The use of next-generation sequencing (NGS) panel testing as a means to select anti-cancer therapy in advanced cancer remains an area of active research with ongoing studies of thermoplastic polyurethanes (TPUR) and Molecular Analysis for Therapy Choice (MATCH). The concept of this approach is that all cancers are unique, and each cancer has a specific individual molecular driver which can be identified using this testing. Once identified, specific therapy can be given to the patient directly treating their tumor. The majority of studies of this approach are fraught with methodological design issues such as lack of randomization and inclusion of large numbers of patients with established molecular drivers (such as breast cancer with er and her2) and then claiming that the identification and targeting of said known drivers contributes to benefit. There has been only one well-designed trial of this approach, simulated highways for intelligent vehicle algorithms (SHIVA), which demonstrated that this testing approach does not improve clinical outcomes for patients with advanced cancer.

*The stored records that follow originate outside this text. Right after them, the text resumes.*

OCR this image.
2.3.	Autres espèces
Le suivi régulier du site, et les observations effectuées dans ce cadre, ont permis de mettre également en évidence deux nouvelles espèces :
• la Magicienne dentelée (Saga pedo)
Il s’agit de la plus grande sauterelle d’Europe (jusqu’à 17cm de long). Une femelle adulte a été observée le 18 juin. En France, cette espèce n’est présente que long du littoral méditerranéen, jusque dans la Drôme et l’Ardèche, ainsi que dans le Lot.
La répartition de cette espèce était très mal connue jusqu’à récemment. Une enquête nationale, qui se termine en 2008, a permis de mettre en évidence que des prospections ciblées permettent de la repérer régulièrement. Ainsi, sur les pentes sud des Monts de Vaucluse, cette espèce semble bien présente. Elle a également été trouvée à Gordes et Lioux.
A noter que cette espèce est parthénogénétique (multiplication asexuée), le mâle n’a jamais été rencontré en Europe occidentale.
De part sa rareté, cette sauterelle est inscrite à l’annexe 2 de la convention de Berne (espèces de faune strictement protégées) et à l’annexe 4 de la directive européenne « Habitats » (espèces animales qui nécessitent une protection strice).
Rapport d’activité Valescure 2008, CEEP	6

Standard testing for colon cancer would include Kirsten rat sarcoma viral oncogene (KRAS), neuroblastoma ras viral oncogene homolog (NRAS), V-Raf Murine Sarcoma Viral Oncogene Homolog B (BRAF) and does not require this panel to perform. There are smaller panels and more direct testing available that can be used.

Le Tourneau, C., et al. (2015), "The use of molecularly targeted agents outside their indications does not improve progression-free survival compared with treatment at physician's choice in heavily pretreated patients with cancer. Off-label use of molecularly targeted agents should be discouraged, but enrolment in clinical trials should be encouraged to assess predictive biomarkers of efficacy."

"Although these results are preliminary, significant discordance also has been noted between reports comparing tissue-based next-generation sequencing tests and, in a recent report, between results from F1 and G360 testing. Our findings indicate that in-depth comparisons of next-generation sequencing tests across larger numbers of patients with cancer are needed to improve concordance and clinical utility" (Kuderer, N. M. et al. 2017).

"Use of such testing has rapidly increased, with further growth anticipated. Mutations identified on tumor sequencing may be acquired somatically, caused by postzygotic mosaicism, or inherited through the germline. Identification of germline mutations potentially influences treatment of the current cancer, may provide prognostic information about the potential development of future cancers, and has important implications for family members in terms of risk and prevention of disease. However, guidelines on both how to determine which somatic findings may be potentially germline and the optimal clinical practice for referral and germline testing of patients undergoing tumor sequencing are not widely available, and there is no established standard of care" (Clark, D. F. et al. 2019).

Based on the above, the insurer's denial must be upheld. The health care plan did act reasonably and with sound medical judgment and in the best interest of the patient.

The medical necessity for comprehensive molecular profile test provided is not substantiated.